- Associated Press - Monday, April 11, 2011

NEW YORK | Wal-Mart Stores Inc. is hammering home its low-price message with a new ad campaign hoping to lure back customers who no longer trust the world’s biggest retailer to save them money.

The campaign, starting Monday, bears the slogan “Low Prices. Every Day. On Everything” and features five 30-second commercials that range from an Easter egg hunt to a customer asking for a price match.

“We have lost our customer confidence … in having the lowest price,” Duncan MacNaughton, chief merchandising officer at Wal-Mart, acknowledged in an interview.

The new commercials come as Wal-Mart’s U.S. business is smarting because of adverse shopper reaction to its new approach on prices and selection and because of increasing price competition from deep discount “dollar” chains and Amazon.com.

In fact, its slogan “Save Money. Live Better,” in use for several years, now appears in smaller type in the ads, underscoring Wal-Mart’s shift in strategy to hammer hard that it has everything shoppers need at rock-bottom prices.

Wal-Mart is restoring thousands of items it had stopped carrying in an overzealous bid to clean up its stores, from fishing supplies in Dallas to snowblowers in Minneapolis, and has returned to its “everyday low prices” roots.

To change perceptions, the company also said it is directing store employees to comb through competitors’ advertisements so price matches at the register are easier.

“Our company is determined to create the best one-stop shopping experience and low prices on the right products backed by a clear, consistent ad-match policy,” Mr. MacNaughton said.

The world’s largest retailer failed to reverse an almost two-year slide in a key revenue measure in its fourth quarter, which ended in January, after all but promising in November it would do just that.

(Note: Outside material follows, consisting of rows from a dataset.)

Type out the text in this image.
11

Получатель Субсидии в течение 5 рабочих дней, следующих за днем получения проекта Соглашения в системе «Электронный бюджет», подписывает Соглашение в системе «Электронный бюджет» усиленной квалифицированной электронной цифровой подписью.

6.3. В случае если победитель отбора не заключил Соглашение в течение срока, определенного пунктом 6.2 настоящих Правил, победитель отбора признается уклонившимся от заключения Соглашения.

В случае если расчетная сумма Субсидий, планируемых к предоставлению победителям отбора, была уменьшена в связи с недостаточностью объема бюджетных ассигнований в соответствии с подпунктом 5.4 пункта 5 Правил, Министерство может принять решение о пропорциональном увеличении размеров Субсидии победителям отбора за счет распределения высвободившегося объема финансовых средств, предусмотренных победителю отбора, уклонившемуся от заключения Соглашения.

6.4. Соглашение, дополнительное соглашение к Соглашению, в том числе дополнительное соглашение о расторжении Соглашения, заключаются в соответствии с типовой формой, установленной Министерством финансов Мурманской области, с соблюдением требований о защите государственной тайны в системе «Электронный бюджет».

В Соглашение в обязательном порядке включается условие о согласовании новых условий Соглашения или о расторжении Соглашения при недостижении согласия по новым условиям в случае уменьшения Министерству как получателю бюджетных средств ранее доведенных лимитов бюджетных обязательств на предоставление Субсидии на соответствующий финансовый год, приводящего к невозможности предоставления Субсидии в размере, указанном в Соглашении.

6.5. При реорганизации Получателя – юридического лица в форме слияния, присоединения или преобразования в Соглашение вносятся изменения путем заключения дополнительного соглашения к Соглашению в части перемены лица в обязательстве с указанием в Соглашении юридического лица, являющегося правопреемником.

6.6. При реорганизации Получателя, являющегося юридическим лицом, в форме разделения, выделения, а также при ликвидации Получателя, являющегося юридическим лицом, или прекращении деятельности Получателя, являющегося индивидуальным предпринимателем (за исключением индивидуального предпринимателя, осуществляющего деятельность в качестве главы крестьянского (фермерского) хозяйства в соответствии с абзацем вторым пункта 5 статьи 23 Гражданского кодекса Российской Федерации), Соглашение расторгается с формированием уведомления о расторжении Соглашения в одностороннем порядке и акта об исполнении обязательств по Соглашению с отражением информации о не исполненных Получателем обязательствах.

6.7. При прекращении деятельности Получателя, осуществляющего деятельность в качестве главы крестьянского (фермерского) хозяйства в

Last year, Wal-Mart had strayed from its “everyday low prices,” the bedrock philosophy of founder and namesake Sam Walton. Late last year it switched back to emphasizing low prices across the whole store, instead of heavily promoting selected items.

It could take a while to reverse the sales declines. The company predicted in February that revenue at stores open at least a year in the U.S. should be anywhere from down 2 percent to unchanged for the current quarter compared with the same quarter last year.

The campaign is an acknowledgment that Wal-Mart traffic is still weak, Wall Street Strategies analyst Brian Sozzi said.

“I am concerned that Wal-Mart is taking to the airwaves at the same time it acknowledges it’s not where it needs to be with product restoration, therefore risking customer disappointment yet again,” he said.

Moreover, he said stores are looking disheveled because new merchandise is coming in faster than Wal-Mart can display and sell it.

“Has customer traffic been so soft in the first quarter that Wal-Mart is willing to go out on a limb and market aggressively despite the store appearance reflecting a sense of disarray?” Mr. Sozzi said.